Senate Committee Approves Patriot Act Changes

October 8, 2009 - 5:53 PM
A divided Senate Judiciary Committee on Thursday approved a revised version of the nation's major counterterrorism law, after intelligence and law enforcement officials assured lawmakers that counterterrorism operations would not be harmed.
Washington (AP) - A divided Senate Judiciary Committee on Thursday approved a revised version of the nation's major counterterrorism law, after intelligence and law enforcement officials assured lawmakers that counterterrorism operations would not be harmed.
 
The assurances, along with several compromises to bring liberals and conservatives on board, were enough to get the USA Patriot Act revisions released from committee - but did not end an ideological divide.
 
Few senators were content to simply reauthorize the provisions.

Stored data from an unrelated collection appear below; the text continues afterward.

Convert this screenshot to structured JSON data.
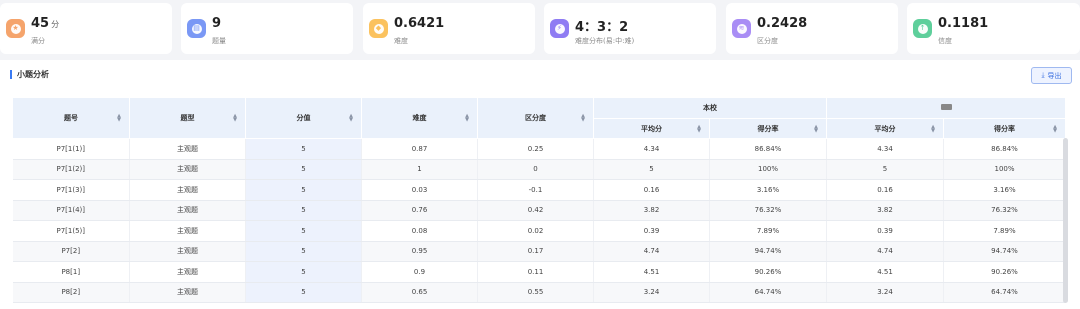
{
  "stats": [
    {
      "value": "45",
      "unit": "分",
      "label": "满分",
      "icon": "star-icon",
      "color": "#f5a46c"
    },
    {
      "value": "9",
      "unit": "",
      "label": "题量",
      "icon": "document-icon",
      "color": "#7a98f5"
    },
    {
      "value": "0.6421",
      "unit": "",
      "label": "难度",
      "icon": "diamond-icon",
      "color": "#fbc25e"
    },
    {
      "value": "4：3：2",
      "unit": "",
      "label": "难度分布(易:中:难)",
      "icon": "lightning-icon",
      "color": "#8f7cf3"
    },
    {
      "value": "0.2428",
      "unit": "",
      "label": "区分度",
      "icon": "layers-icon",
      "color": "#a98df5"
    },
    {
      "value": "0.1181",
      "unit": "",
      "label": "信度",
      "icon": "arrow-up-circle-icon",
      "color": "#5ecf9b"
    }
  ],
  "panel": {
    "title": "小题分析",
    "export_label": "导出",
    "export_icon": "download-icon"
  },
  "table": {
    "headers": {
      "num": "题号",
      "type": "题型",
      "score": "分值",
      "difficulty": "难度",
      "discrimination": "区分度",
      "school_group": "本校",
      "avg": "平均分",
      "rate": "得分率"
    },
    "rows": [
      [
        "P7[1(1)]",
        "主观题",
        "5",
        "0.87",
        "0.25",
        "4.34",
        "86.84%",
        "4.34",
        "86.84%"
      ],
      [
        "P7[1(2)]",
        "主观题",
        "5",
        "1",
        "0",
        "5",
        "100%",
        "5",
        "100%"
      ],
      [
        "P7[1(3)]",
        "主观题",
        "5",
        "0.03",
        "-0.1",
        "0.16",
        "3.16%",
        "0.16",
        "3.16%"
      ],
      [
        "P7[1(4)]",
        "主观题",
        "5",
        "0.76",
        "0.42",
        "3.82",
        "76.32%",
        "3.82",
        "76.32%"
      ],
      [
        "P7[1(5)]",
        "主观题",
        "5",
        "0.08",
        "0.02",
        "0.39",
        "7.89%",
        "0.39",
        "7.89%"
      ],
      [
        "P7[2]",
        "主观题",
        "5",
        "0.95",
        "0.17",
        "4.74",
        "94.74%",
        "4.74",
        "94.74%"
      ],
      [
        "P8[1]",
        "主观题",
        "5",
        "0.9",
        "0.11",
        "4.51",
        "90.26%",
        "4.51",
        "90.26%"
      ],
      [
        "P8[2]",
        "主观题",
        "5",
        "0.65",
        "0.55",
        "3.24",
        "64.74%",
        "3.24",
        "64.74%"
      ]
    ]
  }
}
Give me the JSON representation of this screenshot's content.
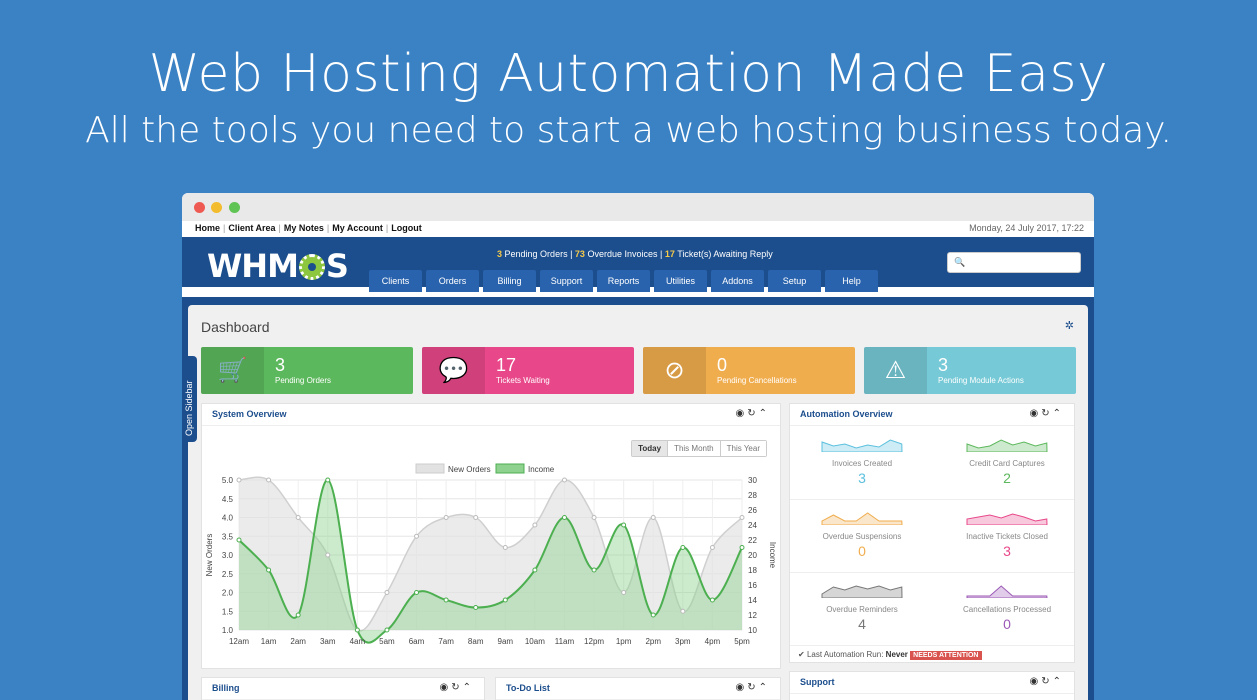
{
  "hero": {
    "title": "Web Hosting Automation Made Easy",
    "subtitle": "All the tools you need to start a web hosting business today."
  },
  "topbar": {
    "links": [
      "Home",
      "Client Area",
      "My Notes",
      "My Account",
      "Logout"
    ],
    "date": "Monday, 24 July 2017, 17:22"
  },
  "header": {
    "logo_pre": "WHM",
    "logo_post": "S",
    "alerts": {
      "pending_orders_n": "3",
      "pending_orders_t": "Pending Orders",
      "overdue_n": "73",
      "overdue_t": "Overdue Invoices",
      "tickets_n": "17",
      "tickets_t": "Ticket(s) Awaiting Reply"
    },
    "search_placeholder": "",
    "nav": [
      "Clients",
      "Orders",
      "Billing",
      "Support",
      "Reports",
      "Utilities",
      "Addons",
      "Setup",
      "Help"
    ]
  },
  "sidebar_tab": "Open Sidebar",
  "dashboard": {
    "title": "Dashboard",
    "stats": [
      {
        "value": "3",
        "label": "Pending Orders",
        "color": "#5cb85c",
        "icon": "cart-icon"
      },
      {
        "value": "17",
        "label": "Tickets Waiting",
        "color": "#e8488a",
        "icon": "chat-icon"
      },
      {
        "value": "0",
        "label": "Pending Cancellations",
        "color": "#f0ad4e",
        "icon": "ban-icon"
      },
      {
        "value": "3",
        "label": "Pending Module Actions",
        "color": "#76c9d6",
        "icon": "warning-icon"
      }
    ],
    "system_overview": {
      "title": "System Overview",
      "ranges": [
        "Today",
        "This Month",
        "This Year"
      ]
    },
    "automation": {
      "title": "Automation Overview",
      "items": [
        {
          "label": "Invoices Created",
          "value": "3",
          "color": "#5bc0de"
        },
        {
          "label": "Credit Card Captures",
          "value": "2",
          "color": "#5cb85c"
        },
        {
          "label": "Overdue Suspensions",
          "value": "0",
          "color": "#f0ad4e"
        },
        {
          "label": "Inactive Tickets Closed",
          "value": "3",
          "color": "#e8488a"
        },
        {
          "label": "Overdue Reminders",
          "value": "4",
          "color": "#777777"
        },
        {
          "label": "Cancellations Processed",
          "value": "0",
          "color": "#9b59b6"
        }
      ],
      "last_run_label": "Last Automation Run:",
      "last_run_value": "Never",
      "badge": "NEEDS ATTENTION"
    },
    "bottom": {
      "billing": "Billing",
      "todo": "To-Do List",
      "support": "Support"
    }
  },
  "chart_data": {
    "type": "area",
    "x": [
      "12am",
      "1am",
      "2am",
      "3am",
      "4am",
      "5am",
      "6am",
      "7am",
      "8am",
      "9am",
      "10am",
      "11am",
      "12pm",
      "1pm",
      "2pm",
      "3pm",
      "4pm",
      "5pm"
    ],
    "series": [
      {
        "name": "New Orders",
        "axis": "left",
        "color": "#dddddd",
        "values": [
          5.0,
          5.0,
          4.0,
          3.0,
          1.0,
          2.0,
          3.5,
          4.0,
          4.0,
          3.2,
          3.8,
          5.0,
          4.0,
          2.0,
          4.0,
          1.5,
          3.2,
          4.0
        ]
      },
      {
        "name": "Income",
        "axis": "right",
        "color": "#6cc36c",
        "values": [
          22,
          18,
          12,
          30,
          10,
          10,
          15,
          14,
          13,
          14,
          18,
          25,
          18,
          24,
          12,
          21,
          14,
          21
        ]
      }
    ],
    "ylabel": "New Orders",
    "y2label": "Income",
    "ylim": [
      1.0,
      5.0
    ],
    "y2lim": [
      10,
      30
    ],
    "yticks": [
      "5.0",
      "4.5",
      "4.0",
      "3.5",
      "3.0",
      "2.5",
      "2.0",
      "1.5",
      "1.0"
    ],
    "y2ticks": [
      "30",
      "28",
      "26",
      "24",
      "22",
      "20",
      "18",
      "16",
      "14",
      "12",
      "10"
    ],
    "legend": "top-center",
    "grid": true
  }
}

Republicans won changes that they said would strengthen law enforcement, and Democrats added language to increase scrutiny of government actions by Congress and the courts.
 
The 11-8 vote sent the bill to the full Senate, where several senators who voted "yes" said they had enough concerns to oppose the legislation unless more changes are made.
 
The Patriot Act authorizes law enforcement and intelligence agencies to conduct court-ordered surveillance and seizure of records and other tangible items in counterterrorism operations.
 
Conservatives remain reluctant to tinker with a law designed to prevent terrorist attacks in the United States, and liberals demand more protections for Americans' privacy and civil liberties. Both sides, however, agree the post Sept. 11 law must continue.
 
Looming over the legislation is a Dec. 31 deadline, when three sections of the law will expire. The Obama administration said it is crucial that these sections remain in force, and the bill does that for another four years.
 
The expiring sections allow roving wiretaps on multiple phones, access to business records and a never-used provision to conduct surveillance of a non-U.S. citizen who may not be part of a recognized terrorist group.
 
Republicans had demanded a classified session with Obama administration counterterrorism officials. That briefing took place Wednesday.
 
"We have taken the administration up on its offer to work with us to 'provide additional protection for the privacy of law abiding Americans' and have done so without undermining the operational effectiveness of the counterterrorism tools ... ." Judiciary Committee Chairman Patrick Leahy, D-Vt., said.
 
"On that last point, there can be no dispute following the classified briefing for members yesterday."
 
Several of the changes adopted Thursday govern use of National Security Letters, which are FBI demands for information without a court order.
 
These letters can be subject to a court order prohibiting the recipient from disclosing the letter.
 
One change would require the government to notify recipients when the non-disclosure order is no longer required. This is aimed at recipients of letters who challenged the order.
 
If the government meets a legal test for an order not to disclose a national security letter, a judge would have to issue the order.
 
The attorney general would be given six months to establish procedures to acquire, destroy, and prevent dissemination by the FBI of records received in response to a National Security Letter.
 
Other changes would:
 
-Clarify the types of library records entitled to a higher level of review.
 
-Require the FBI to include specific facts in its written statement supporting the issuance of the National Security Letter. The government would have to demonstrate the information requested is relevant to an authorized investigation.
 
Liberal Sen. Russell Feingold, D-Wis., sharply criticized his fellow Democrats for agreeing to the compromise bill.
 
"And while I am left scratching my head trying to understand how a committee controlled by a wide Democratic margin could support the bill it approved today, I will continue to work with my colleagues to try to make improvements to this bill," he said.
 
An amendment by Feingold, added last week, illustrates the difficult path the bill will have on the Senate floor. It would change the so-called "sneak and peek" provision of the Patriot Act, that allows the government to perform a search without having to inform the subject until weeks or months later.
 
The amendment requires that subjects of the searches be notified within seven days, unless a judge grants an extension because it is necessary to keep the search secret.
 
Republicans said the notification would risk revealing national security secrets and delay investigators with unneeded paperwork.